Three Verso publications are in the top 10 of New Stateman’s Red Reads: ’50 books that will change your life’:
3. The Communist Manifesto
Karl Marx and Friedrich Engels (1848)
My wife Caroline put the Communist Manifesto in my Christmas stocking one year. I had never read it before and I found it offered the best possible explanation of what the world was about that I had ever read. It pointed out that the real conflicts in the world were not between black and white, men and women, Muslims, Christians and Jews, Americans, Russians and Chinese; it was about the conflict of economic interest between 95 per cent of the population of the world, who create the world’s wealth, and the 5 per cent who own it. I think of Marx as a prophet: the last of the Old Testament prophets. And we should think of him as a teacher. Many political leaders, such as Stalin, have tried to steal him, but he is immune to that, because ideas survive without requiring the endorsement of kings, emperors, dictators or presidents. Karl Marx discovered it all long before I did, and I am very grateful to him.
4. The New Testament
If a man were to appear today who preached pacifism, who urged setting no store by status, told the wealthy to sell everything they have and give the proceeds to the poor, and freely associated with those whom respectable society regarded as outcasts, we would consider him a radical. The New Testament may have been (mis)used by churches to entrench privileged interests for centuries, but that should not conceal the revolutionary nature of Christ’s teachings – nor that it was precisely because he so upset a moneyed, conservative elite that he was crucified.
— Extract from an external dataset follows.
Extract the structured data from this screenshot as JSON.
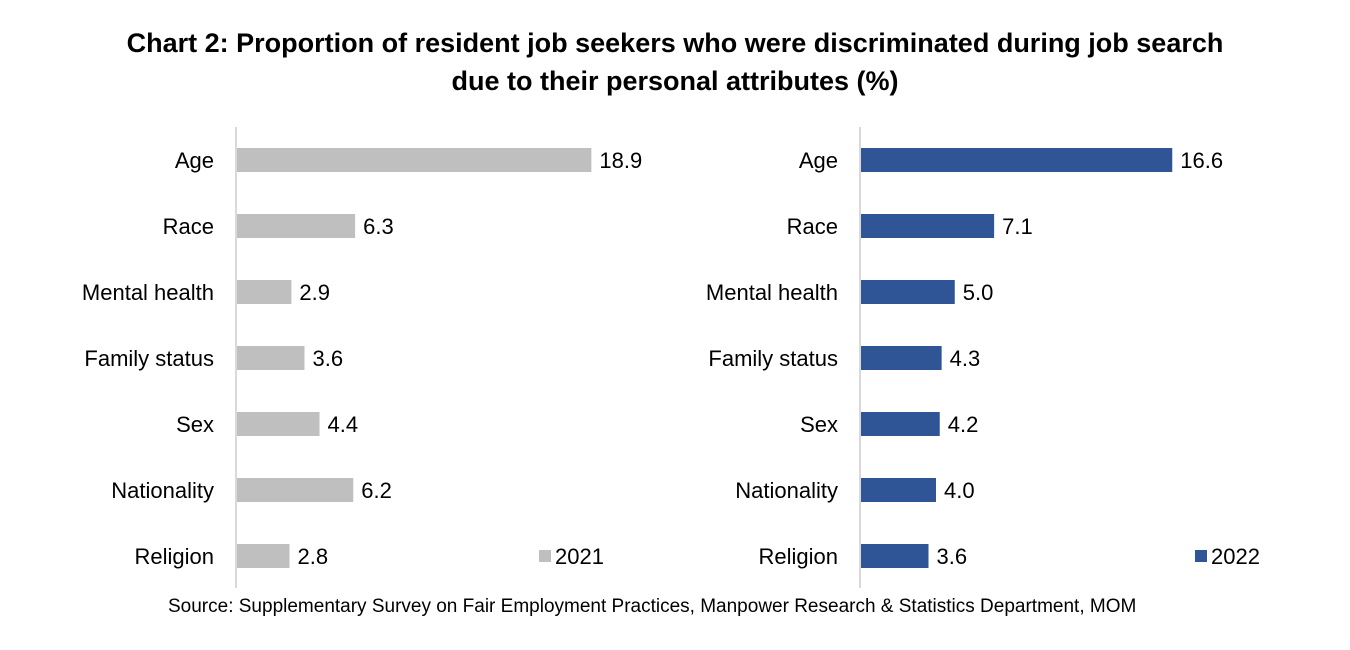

Keir Hardie is just one of many left-wing politicians who have happily confessed that their convictions owed more to the New Testament than to any theoretical tract.
6. Rights of Man
Thomas Paine (1791)
Rights of Man belongs to the left in several important ways. It was the first time in history that “rights” had been claimed by anyone but kings and noblemen: we owe the concept of “human rights” to Paine’s Promethean project of stealing the concept from the heavens and sharing it on earth. It is also an imperishable statement of the rights of the living over the claims of the dead, and in particular the claims of traditional, landed, aristocratic interests over the rising class of self-educated artisans. Read in conjunction with Edmund Burke’s Reflections on the Revolution in France, to which it was originally written as a rebuttal, Paine’s essay is an indispensable political classic.
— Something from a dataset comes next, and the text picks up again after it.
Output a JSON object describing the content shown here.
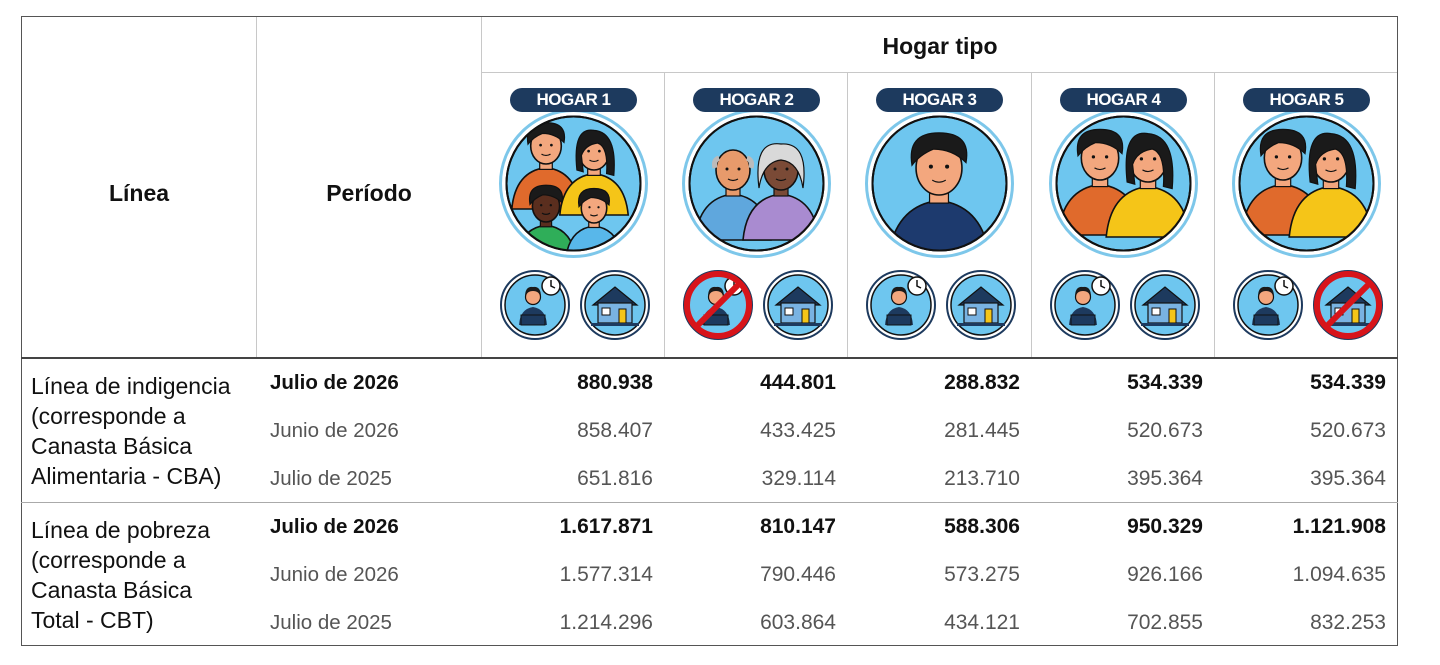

Like any worthwhile work, it contains some ironic and cautionary elements when read today. Paine was too optimistic about the French Revolution, to the “left wing” of which he eventually fell victim. He may have set out the first ever plan for a welfare state, but he was in general opposed to “big government”. Yet whenever and wherever people demand constitutional government and written guarantees of their liberties, they are seconding the motion that Paine first proposed.